I am probably very jaded on this subject. I am a nurse I have set behind the nurses station and heard the mean and hurtful things that nurses who are suppose to be the so called pt advocates say about their pts. I also happen to suffer from chronic pain and have been the pt in the bed. Personally I think chronic pain pts are and most likely always will be miss treated by the majority of healthcare providers. This has been my experience anyway. I hope it will change but I am not holding my breath. It is a shame that every nurse doesn't at least once suffer with untreated pain under the care of judgemental healthcare providers just one day would probably do it.

gr8rnpjt specializes in Case Management.

I do not work as a nurse anymore, because I am dealing with cancer.

((((((((((((((rehab nurse)))))))))))))))

I will remember you in my prayers(((BIG HUGS)))

LilPeanut specializes in NICU/Neonatal transport.

Just a quick question: Why does a compazine allergy raise red flags? I can't take compazine or phenergan, I get extra-pyramidal symptoms. It's not entirely uncommon, so I wonder why that's a warning sign

In my opinion, pain is what the pt says it is. Period. If I notice their respiratory rate is too low or if they are hard to wake up, I won't give the pain meds, but if they say they're in pain, I'll give it as ordered. I deal with mostly post-op pts, so I am pretty darn sure they're in some type of pain. A lot of them also have neuropathy, which is very difficult to treat for pain. My mom has MS and she has chronic pain, but I would not consider her a drug seeker by any means. There are plenty of drug seekers out there, but I believe there are way more people with real pain. Keep in mind that I don't work in the ER. That's a whole different world!
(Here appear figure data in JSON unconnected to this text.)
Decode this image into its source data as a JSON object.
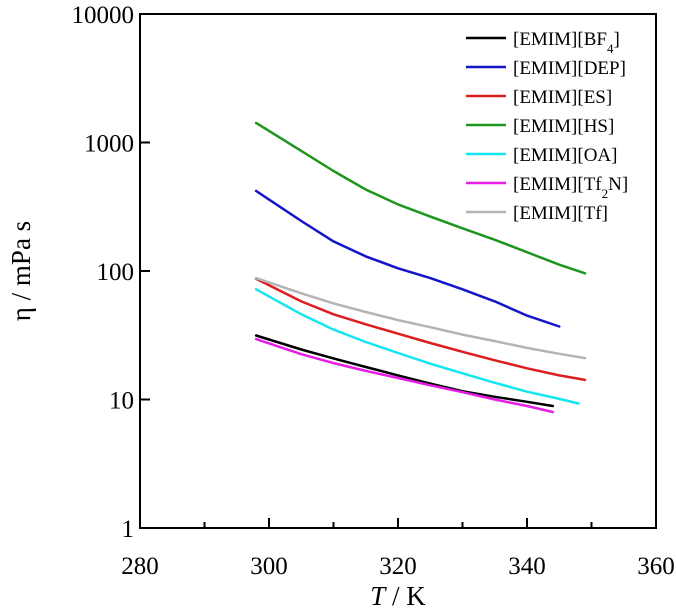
{
  "chart_data": {
    "type": "line",
    "title": "",
    "xlabel_italic": "T",
    "xlabel_unit": " / K",
    "ylabel": "η / mPa s",
    "xlim": [
      280,
      360
    ],
    "ylim": [
      1,
      10000
    ],
    "yscale": "log",
    "x_ticks": [
      280,
      300,
      320,
      340,
      360
    ],
    "x_tick_labels": [
      "280",
      "300",
      "320",
      "340",
      "360"
    ],
    "y_ticks": [
      1,
      10,
      100,
      1000,
      10000
    ],
    "y_tick_labels": [
      "1",
      "10",
      "100",
      "1000",
      "10000"
    ],
    "grid": false,
    "legend_position": "top-right",
    "series": [
      {
        "name": "[EMIM][BF4]",
        "legend_main": "[EMIM][BF",
        "legend_sub": "4",
        "legend_tail": "]",
        "color": "#000000",
        "x": [
          298,
          305,
          310,
          315,
          320,
          325,
          330,
          335,
          340,
          344
        ],
        "y": [
          31.5,
          24.5,
          20.9,
          17.9,
          15.4,
          13.3,
          11.6,
          10.5,
          9.6,
          8.9
        ]
      },
      {
        "name": "[EMIM][DEP]",
        "legend_main": "[EMIM][DEP]",
        "legend_sub": "",
        "legend_tail": "",
        "color": "#1414c8",
        "x": [
          298,
          305,
          310,
          315,
          320,
          325,
          330,
          335,
          340,
          345
        ],
        "y": [
          420,
          245,
          170,
          130,
          105,
          88,
          72,
          58,
          45,
          37
        ]
      },
      {
        "name": "[EMIM][ES]",
        "legend_main": "[EMIM][ES]",
        "legend_sub": "",
        "legend_tail": "",
        "color": "#dc1e1e",
        "x": [
          298,
          305,
          310,
          315,
          320,
          325,
          330,
          335,
          340,
          345,
          349
        ],
        "y": [
          87,
          58,
          46,
          38.5,
          32.5,
          27.5,
          23.5,
          20.2,
          17.5,
          15.4,
          14.2
        ]
      },
      {
        "name": "[EMIM][HS]",
        "legend_main": "[EMIM][HS]",
        "legend_sub": "",
        "legend_tail": "",
        "color": "#1e961e",
        "x": [
          298,
          305,
          310,
          315,
          320,
          325,
          330,
          335,
          340,
          345,
          349
        ],
        "y": [
          1420,
          860,
          600,
          430,
          330,
          265,
          215,
          175,
          140,
          112,
          96
        ]
      },
      {
        "name": "[EMIM][OA]",
        "legend_main": "[EMIM][OA]",
        "legend_sub": "",
        "legend_tail": "",
        "color": "#14e6f0",
        "x": [
          298,
          305,
          310,
          315,
          320,
          325,
          330,
          335,
          340,
          345,
          348
        ],
        "y": [
          72,
          46,
          35,
          28,
          23,
          19,
          16,
          13.5,
          11.5,
          10.1,
          9.3
        ]
      },
      {
        "name": "[EMIM][Tf2N]",
        "legend_main": "[EMIM][Tf",
        "legend_sub": "2",
        "legend_tail": "N]",
        "color": "#e61ee6",
        "x": [
          298,
          305,
          310,
          315,
          320,
          325,
          330,
          335,
          340,
          344
        ],
        "y": [
          29.5,
          22.5,
          19.2,
          16.7,
          14.7,
          12.9,
          11.4,
          10.0,
          8.9,
          8.0
        ]
      },
      {
        "name": "[EMIM][Tf]",
        "legend_main": "[EMIM][Tf]",
        "legend_sub": "",
        "legend_tail": "",
        "color": "#b4b4b4",
        "x": [
          298,
          305,
          310,
          315,
          320,
          325,
          330,
          335,
          340,
          345,
          349
        ],
        "y": [
          88,
          67,
          56,
          48,
          41.5,
          36.5,
          32,
          28.5,
          25.2,
          22.7,
          21
        ]
      }
    ]
  }
}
rn undisclosed name specializes in Telemetry, Oncology, Progressive Care.

Just a quick question: Why does a compazine allergy raise red flags? I can't take compazine or phenergan, I get extra-pyramidal symptoms. It's not entirely uncommon, so I wonder why that's a warning sign

It's not those particular drugs (I believe) that raise the red flags. It's that coupled with certain narcotics.

Certain patients come in demanding narcotics with certain other medications such as Benadryl and Phenergan (I think) which enhance the effect of the narcotic. Can someone please explain how this happens? I'm curious.

rgroyer1RNBSN specializes in ER/SICU/Med-Surg/Ortho/Trauma/Flight.

Ok guys this is a touchy subject, I have crohns and it is painful but I also have a GI doc who is great and I follow up when Im supposed to every three weeks and if I need pain meds he gives me scripts for the Vicoden, phenergan, and toradol, and bentyll because thats the regimen it usually takes but I do everything Im supposed to. Generally when Im having a severe attack I usually call him and he admits me he prefers to bypass the er completely because they always try to label his crohns and colitis pts. has drug seeking. And whats up with the compazine Im allergic to it, it puts me in anaphylaxis and Im not kidding about that. Im also allergic to morphine and codiene, so you know Im not seeking because they have to be careful what they give me usually if Im having a severe attack its either demerol or nubain, phenergan, toradol, and bentyll and thats how it goes.